“...every place is given its character by certain patterns of events that keep on happening there.” -- Christopher Alexander, A Pattern Language.

 

Education, particularly in the twenty-first century, has a threefold purpose. First, an excellent education gives young people the opportunity to make dignified and dignifying choices about their lives. It affords them the capacity to make decisions about work, family, self-direction and engagement in local, American and global cultures that are informed, rather than reflexive. Second, by developing the critical capacities of young minds, education gives students the capacity, as adults, to be full participants in democratic society. Third, through rigorous questioning, problem-posing and creative thinking, education affords students the power to solve any problem to which they might set their minds to solving. Schools that prepare students best for life in the twenty-first century are those that do all of these things while taking Christopher Alexander's maxim cited above to heart. They become places where students do more than just learn content for its own sake (or for exams); they also become places where teachers do more than just teach that content. Students and teachers of the twenty-first century learn and teach best when applying time-tested wisdom to the opportunities presented by the transformative now.

Young people (and adults, for that matter) learn best by doing. Classrooms should be learning laboratories, connected to the world and tethered to rich, meaningful questions based on essential concepts and questions. Classrooms should be rambunctious places of active study and vigorous student-to-student teaching and collaboration, like a design studio or an engineering lab. Students should be given the opportunity to learn by applying their knowledge to real problems. Furthermore, they should be expected to be able to teach the relevant principles to anyone. There is nothing more likely to show how well or how poorly a student understands something than trying to explain it to someone else.

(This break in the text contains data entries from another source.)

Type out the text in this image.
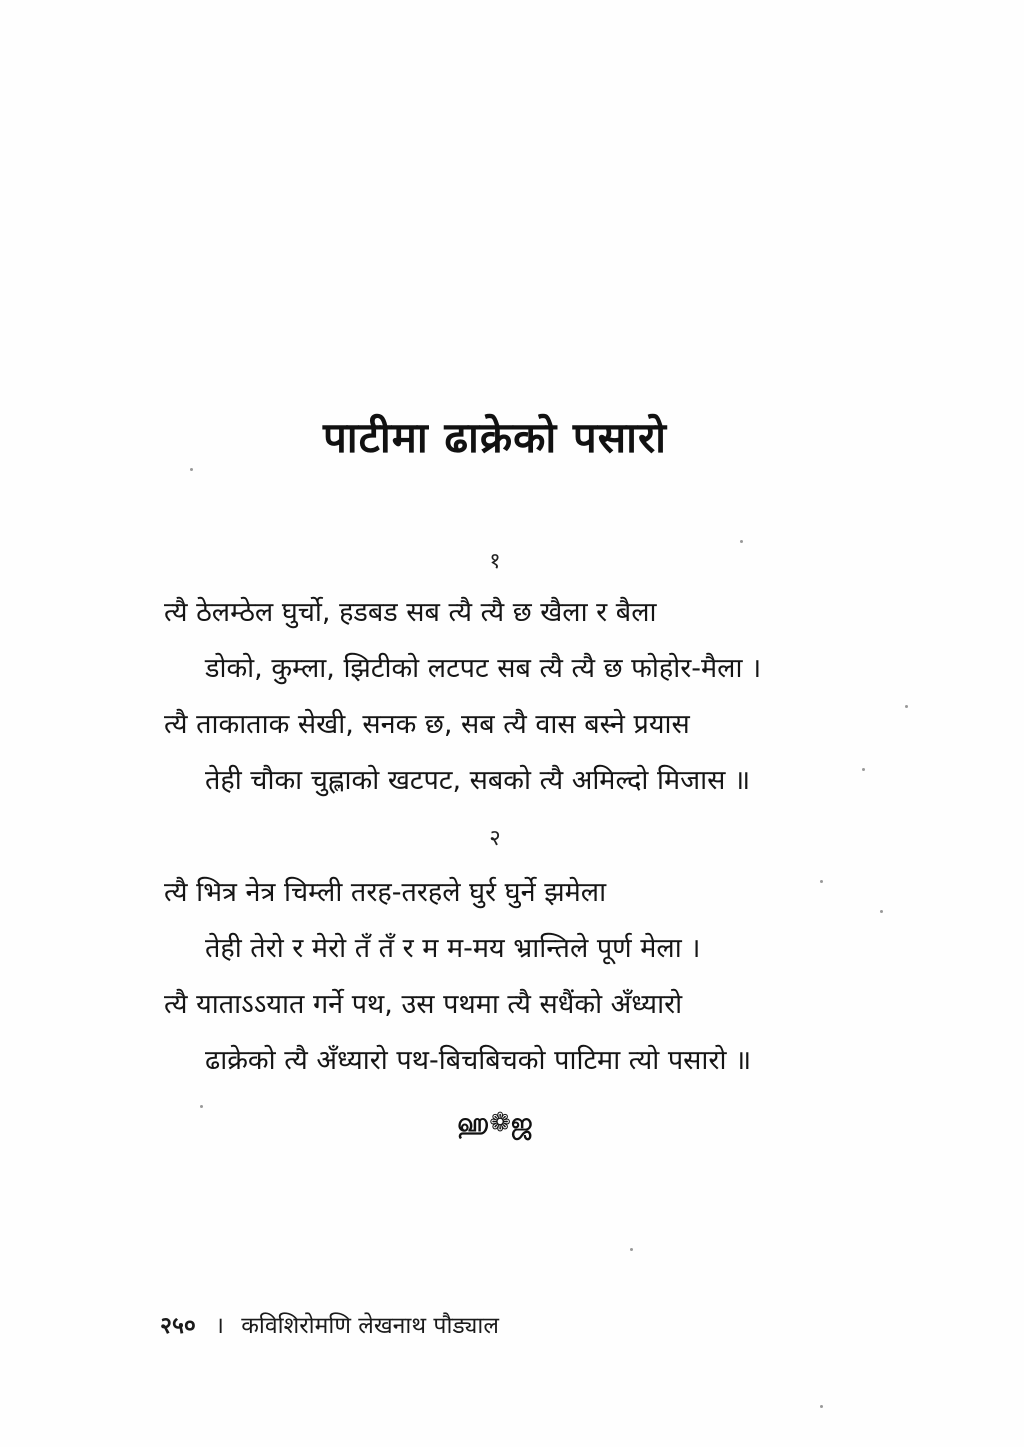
पाटीमा ढाक्रेको पसारो
१
त्यै ठेलम्ठेल घुर्चो, हडबड सब त्यै त्यै छ खैला र बैला
डोको, कुम्ला, झिटीको लटपट सब त्यै त्यै छ फोहोर-मैला ।
त्यै ताकाताक सेखी, सनक छ, सब त्यै वास बस्ने प्रयास
तेही चौका चुह्लाको खटपट, सबको त्यै अमिल्दो मिजास ॥
२
त्यै भित्र नेत्र चिम्ली तरह-तरहले घुर्र घुर्ने झमेला
तेही तेरो र मेरो तँ तँ र म म-मय भ्रान्तिले पूर्ण मेला ।
त्यै याताऽऽयात गर्ने पथ, उस पथमा त्यै सधैंको अँध्यारो
ढाक्रेको त्यै अँध्यारो पथ-बिचबिचको पाटिमा त्यो पसारो ॥
ஹ❁ஜ
२५० । कविशिरोमणि लेखनाथ पौड्याल
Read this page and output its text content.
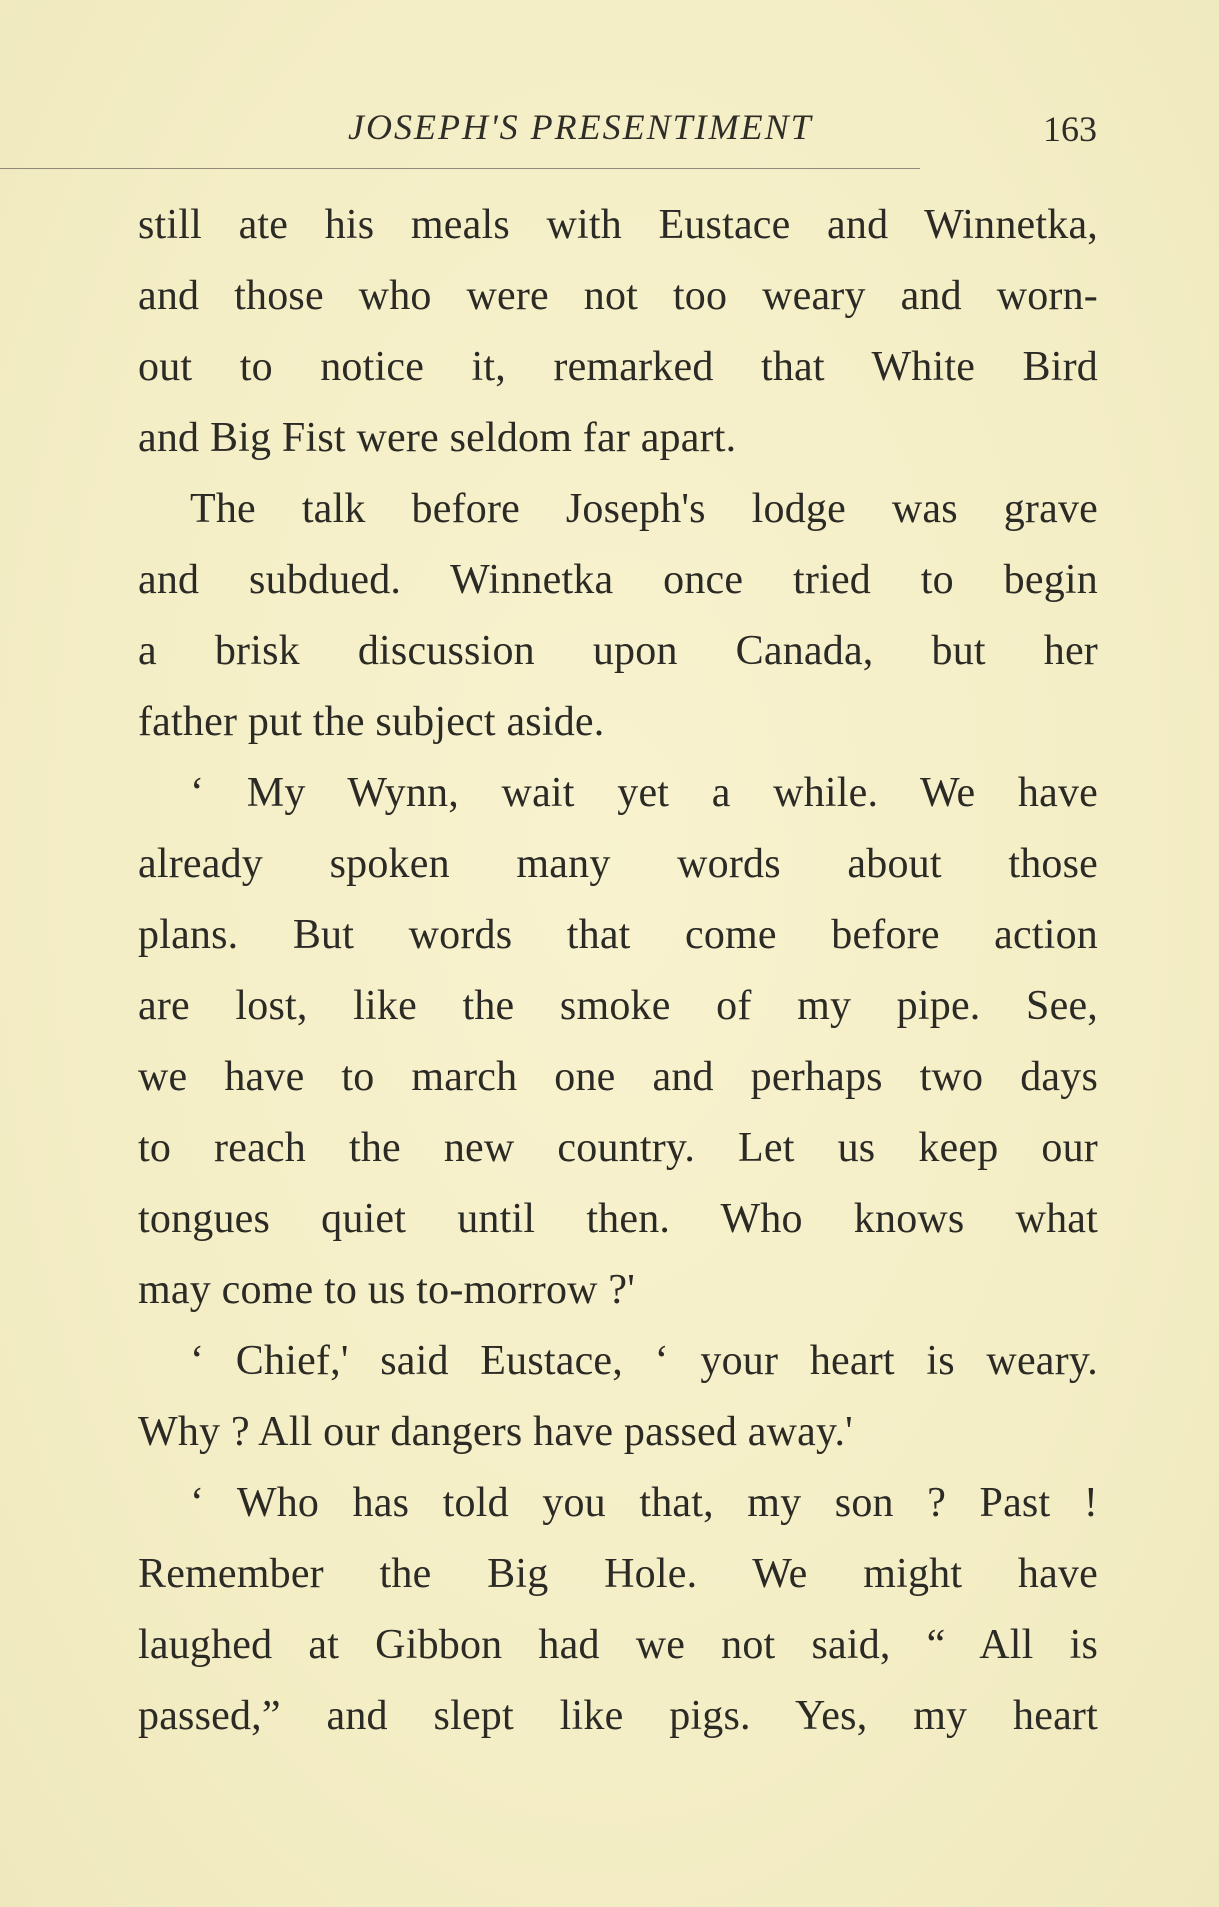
JOSEPH'S PRESENTIMENT	163
still ate his meals with Eustace and Winnetka,
and those who were not too weary and worn-
out to notice it, remarked that White Bird
and Big Fist were seldom far apart.
The talk before Joseph's lodge was grave
and subdued. Winnetka once tried to begin
a brisk discussion upon Canada, but her
father put the subject aside.
‘ My Wynn, wait yet a while. We have
already spoken many words about those
plans. But words that come before action
are lost, like the smoke of my pipe. See,
we have to march one and perhaps two days
to reach the new country. Let us keep our
tongues quiet until then. Who knows what
may come to us to-morrow ?'
‘ Chief,' said Eustace, ‘ your heart is weary.
Why ? All our dangers have passed away.'
‘ Who has told you that, my son ? Past !
Remember the Big Hole. We might have
laughed at Gibbon had we not said, “ All is
passed,” and slept like pigs. Yes, my heart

Our children crave the opportunity to make connections between disciplines and to reach out to peers across the country and the world. They are ready to teach us what they know and what we don't. Moreover, our teachers are lifelong learners with the skills to empower students to make these connections and to guide the development of their critical skills, if only we as school leaders would let them unleash their creative spark. Students will always need to learn how to read, to solve mathematical problems, to understand cause-and-effect relationships and to know how to use the tools of rationalism to understand the workings of the world. It may be the twenty-first century, but the Greeks got it right. To be problem-posers, to think critically and to give sound, reasoned answers to complex questions is the foundation of learning success and a productive society. While the Greeks understood the heart of the matter, they could not have anticipated the web and web-ways of thinking. Hypertextuality, game-based learning, crowd-sourced wisdom and crowd-sourced critique can enhance students' understanding of truth and sharpen critical engagement. This is the age of the mash-up...the age where interconnectivity matters more than nineteenth-century learning silos. Mathematics divorced from science? Impoverished. Literature outside of its historical contexts? That leaves the job half done. Both or either separated from art? Why make that choice when math and literature through art encourage so many meaningful connections?

All of this learning takes place within an American society that is changing faster and faster every day. To ensure the stability of our learning community, we have to make our schools embody three notions - respect, spirit and balance. Respect reminds us of how essential it is to treat one's self and others in a way that dignifies. Spirit reminds us of how important it is to engage with others in an openhearted, joyful way. Balance suggests that we stop now and again, breathe, reflect and restart. These values form the core of what I can bring to a school community. Helping kids become their best selves is what I do. I am an optimistic, intellectually curious, playful futurist. The 21st century will be whatever we make of it.